[slurm-users] snakemake and slurm in general

Thu Feb 23 16:07:55 UTC 2023

Hi Loris,

I gave this a new subject, as this has nothing to do with my original
question.

Maybe this is what you were looking for in the snakemake documentation:

https://snakemake.readthedocs.io/en/latest/executing/grouping.html#job-grouping

You can basically bundle groups of (snakemake) jobs together and
snakemake will submit them as batch / array jobs to slurm.

However, from what I understand, this means that you will have to
tailor your workflow's group setup to the respective slurm cluster and
the nodes that it has, to make sure that your array jobs fit onto
nodes. This is usually not very portable. And submitting individual
jobs is much more flexible in using available resources, because this
will not block larger amounts of resources at once. So there's always a
tradeoff between different optimizations, here.

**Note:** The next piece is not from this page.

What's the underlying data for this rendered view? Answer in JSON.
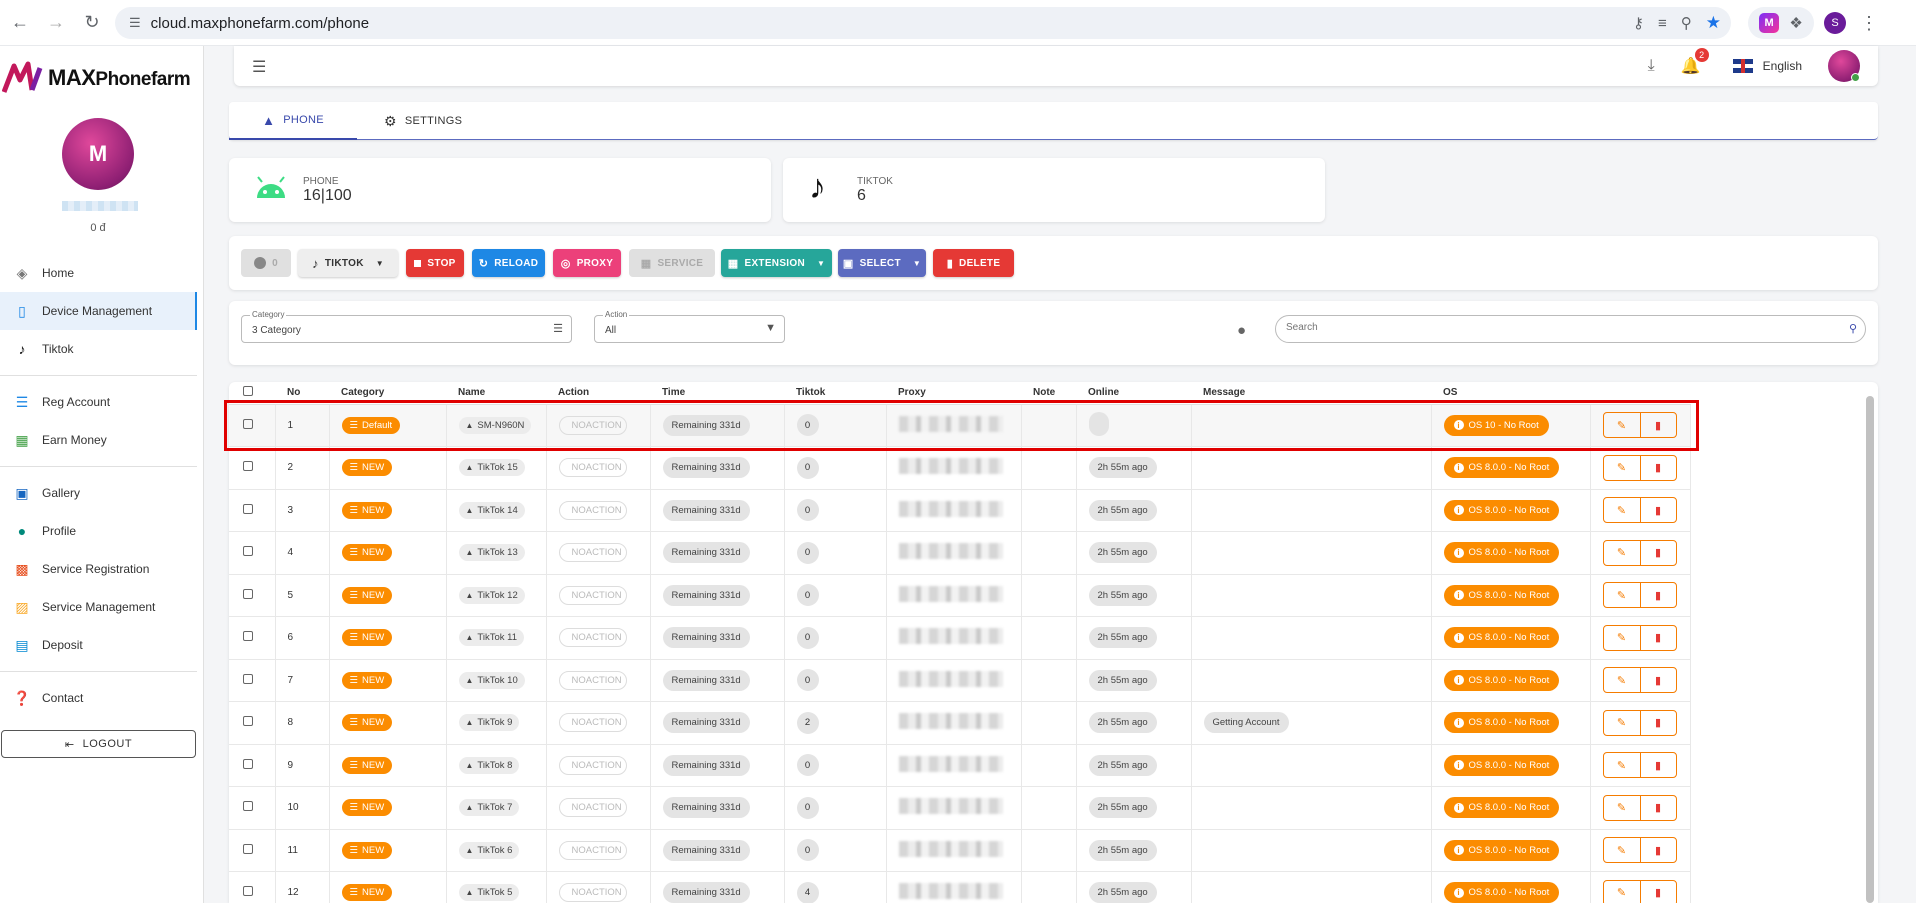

In addition, there are very clear limits to how many jobs slurm can
handle in its queue, see for example this discussion:
https://bugs.schedmd.com/show_bug.cgi?id=2366

So, to me, it makes a lot of sense to use snakemake to for example
limit the total number of cores it can request to something matching
the actual number of cores available on the slurm cluster. Otherwise
the queue is quickly overwhelmed and my own (and other people's) jobs
will simply not be scheduled, and running workflow instances will
abort.

In general, Slurm has these limitations, other cluster systems have
others. Workflow managers have to accommodate many different systems
and setups. At least for snakemake I know that as a result it provides
very generalizable solutions for resource management. And I actually
think that this is because such systems originated in research
environments where HPCs are quite common, so they try to interact with
them as nicely as possible.

But both snakemake and nextflow are Open Source projects, maintained by
a community, so they depend on people implementing things like cluster
system support without getting much credit for it (apart from that
stuff works for them, on their local system). And then it depends on
people with deeper knowledge of such cluster systems providing their
help along the way, which is why I am on this list now, asking for
insights. So feel free to dig into the respective code bases with a bit
of that grumpy energy, making snakemake or nextflow a bit better in how
they deal with Slurm.

cheers,
david

On Thu, 2023-02-23 at 15:38 +0100, Loris Bennett wrote:
> Hi David,
> 
> David Laehnemann <david.laehnemann at hhu.de> writes:
> 
> [snip (16 lines)]
> 
> > P.S.: @Loris and @Noam: Exactly, snakemake is a software distinct
> > from
> > slurm that you can use to orchestrate large analysis workflows---on
> > anything from a desktop or laptop computer to all kinds of cluster
> > /
> > cloud systems. In the case of Slurm it will submit each analysis
> > step
> > on a particular sample as a separate job, specifying the resources
> > it
> > needs. The scheduler then handles it from there. But because you
> > can
> > have (hundreds of) thousands of jobs, and with dependencies among
> > them,
> > you can't just submit everything all at once, but have to keep
> > track of
> > where you are at. And make sure you don't submit much more than the
> > system can handle at any time, so you don't overwhelm the Slurm
> > queue.
> 
> [snip (86 lines)]
> 
> I know what Snakemake and other workflow managers, such as Nextflow
> are
> for, but my maybe ill-informed impression is that, while something of
> this sort is obviously needed to manage complex dependencies, the
> current solutions, probably because they originated outside the HPC
> context, to try to do too much.  You say Snakemake helps
> 
>   make sure you don't submit much more than the system can handle
> 
> but that in my view should not be necessary.  Slurm has configuration
> parameters which can be set to limit the number of jobs a user can
> submit and/or run.  And when it comes to submitting (hundreds of)
> thousands of jobs, Nextflow for example currently can't create job
> arrays, and so generates large numbers of jobs with identical
> resource
> requirements, which can prevent backfill from working properly.
> Skimming the documentation for Snakemake, I also could not find any
> reference to Slurm job arrays, so this could also be an issue.
> 
> Just my slightly grumpy 2¢.
> 
> Cheers,
> 
> Loris
>